Tout a été dit sur la nécessité de voter oui le 25 septembre prochain. Mais est-ce suffisant? Quand on parle de circulation de citoyens suisses, l’histoire incite à la méfiance.

Il aura suffi d’un sondage, ou plus exactement de l’interprétation donnée à un sondage, pour que la campagne sur la votation du 25 septembre redémarre. Avec juste cette touche d’inquiétude quant au résultat du vote qui laisse planer un tout petit suspense. Passera? Passera pas? Les paris sont ouverts.

A l’heure qu’il est, tout a été dit sur la nécessité de voter oui. Pour parachever la judicieuse construction des accords bilatéraux. Pour éviter la remise en question de l’ensemble des accords longuement négociés par nos diplomates. Pour ne pas isoler la Suisse du reste de l’Europe. Etc.

Mais l’histoire incite à la méfiance tant ses leçons sont contradictoires. A partir de 1848, l’espace suisse a connu — comme l’Union européenne aujourd’hui, mais «en petit», comme aurait dit Gilles — une longue période d’intégration économique de cantons très divers quant à leurs ressources, à leur culture, à leur démographie.

La libre circulation des personnes, non pas d’un canton à l’autre, mais d’une commune à l’autre, s’est heurtée à d’incroyables résistances locales, résistances faites de xénophobie de proximité, de défense des acquis économiques et sociaux, de peur de la nouveauté.

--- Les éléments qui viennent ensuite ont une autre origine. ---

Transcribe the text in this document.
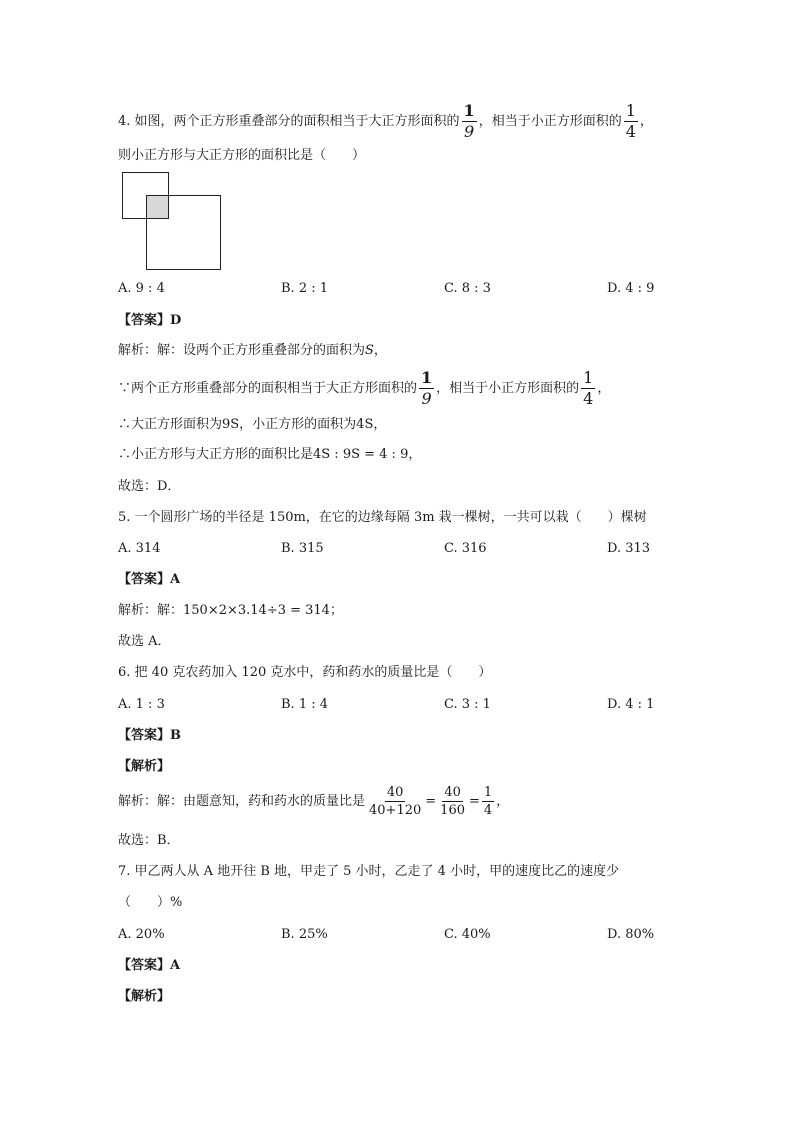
4. 如图，两个正方形重叠部分的面积相当于大正方形面积的 $\frac{1}{9}$ ，相当于小正方形面积的 $\frac{1}{4}$ ，
则小正方形与大正方形的面积比是（　　）
A. 9 : 4	B. 2 : 1	C. 8 : 3	D. 4 : 9
【答案】D
解析：解：设两个正方形重叠部分的面积为S，
∵两个正方形重叠部分的面积相当于大正方形面积的 $\frac{1}{9}$ ，相当于小正方形面积的 $\frac{1}{4}$ ，
∴大正方形面积为9S，小正方形的面积为4S，
∴小正方形与大正方形的面积比是4S : 9S = 4 : 9，
故选：D．
5. 一个圆形广场的半径是 150m，在它的边缘每隔 3m 栽一棵树，一共可以栽（　　）棵树
A. 314	B. 315	C. 316	D. 313
【答案】A
解析：解：150×2×3.14÷3 = 314；
故选 A．
6. 把 40 克农药加入 120 克水中，药和药水的质量比是（　　）
A. 1 : 3	B. 1 : 4	C. 3 : 1	D. 4 : 1
【答案】B
【解析】
解析：解：由题意知，药和药水的质量比是 $\frac{40}{40+120} = \frac{40}{160} = \frac{1}{4}$ ，
故选：B．
7. 甲乙两人从 A 地开往 B 地，甲走了 5 小时，乙走了 4 小时，甲的速度比乙的速度少
（　　）%
A. 20%	B. 25%	C. 40%	D. 80%
【答案】A
【解析】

Les bourgeoisies rurales, mais aussi citadines, ont cherché par tous les moyens à se claquemurer dans leur pré carré pour éviter de devoir accueillir de nouveaux arrivants toujours susceptibles dans l’imaginaire collectif de tomber à la charge de la communauté. Ou de piquer le travail (si ce n’est la femme) d’un honnête travailleur du cru. Esprit de clocher et protection corporatiste de la profession sont deux constantes de l’histoire des peuples européens.

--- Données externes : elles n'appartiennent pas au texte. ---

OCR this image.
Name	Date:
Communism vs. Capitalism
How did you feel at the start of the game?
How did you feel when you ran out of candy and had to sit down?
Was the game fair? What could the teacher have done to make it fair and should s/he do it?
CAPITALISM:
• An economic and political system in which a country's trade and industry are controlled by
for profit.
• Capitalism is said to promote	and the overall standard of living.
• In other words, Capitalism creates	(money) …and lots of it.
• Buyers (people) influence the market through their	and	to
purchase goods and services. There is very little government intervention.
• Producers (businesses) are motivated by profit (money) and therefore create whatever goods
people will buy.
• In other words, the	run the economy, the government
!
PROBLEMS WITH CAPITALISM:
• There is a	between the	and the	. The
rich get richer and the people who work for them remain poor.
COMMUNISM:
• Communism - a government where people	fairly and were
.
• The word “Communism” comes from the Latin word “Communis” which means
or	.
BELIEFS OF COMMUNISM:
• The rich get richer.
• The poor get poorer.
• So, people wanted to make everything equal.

La défense des intérêts ouvriers suit d’ailleurs les mêmes travers: en Suisse romande, les idées socialistes ont été importées par des ouvriers qualifiés allemands organisés en syndicats allemands, notamment le Grütli (dont le nom ô combien symbolique est resté à un café lausannois qui leur servit jadis de local de réunion).

Mais pendant la seconde moitié du XIXe siècle, la faculté théorique donnée aux habitants des cantons pauvres (en général alpins et catholiques) d’aller s’installer dans les régions les plus prospères économiquement a moins été utilisée que l’émigration outre-mer, vers les colonies américaines notamment.

On ne peut pas, à la veille d’un scrutin tel que celui du 25 septembre, ignorer ces tendances lourdes de l’histoire. Et ce d’autant plus qu’elles laissent des traces que l’on a tendance à sous-estimer. Ainsi, cela fait à peine une trentaine d’années que l’entretien des indigents n’est plus à la charge de leur commune d’origine, même si la famille avait quitté ladite commune depuis un siècle ou deux!

Par ailleurs, quelle est la statistique qui nous donnera le nombre d’Helvètes contraints de vivre avec des domiciles fictifs pour échapper à telle ou telle contrainte bureaucratique?

Récemment encore, j’ai personnellement expérimenté pendant de longues années la nécessité (fiscale) stupide de ne pouvoir partager le même domicile officiel que ma femme parce qu’elle avait un statut de fonctionnaire vaudoise et moi de fonctionnaire genevois.

Or la liberté d’établissement date en Suisse de la Constitution de 1848! C’est dire que l’Etat et ses institutions savent se protéger contre ce qui pourrait les léser. Il n’en va pas différemment des accords bilatéraux avec l’Union européenne.

Cela dit, il est clair que le problème de fond est ailleurs. Ce qui est en cause le 25 septembre reste, envers et contre tout, un ancrage même minime, de la Suisse au mouvement européen. Un mouvement européen qui a pris des coups durs ces derniers temps, un mouvement qui est contesté chez ses fondateurs mêmes comme l’ont montré les votes français et hollandais.

L’électorat suisse est très conservateur et peu favorable à l’Europe. L’élection du tandem Blocher&Merz au Conseil fédéral a sanctionné cet état de fait. Le président radical Fulvio Pelli vient de donner un signal supplémentaire en demandant le retrait pur et simple de la demande d’adhésion.

On sent en profondeur, à droite et à gauche, une envie de superbe isolationnisme.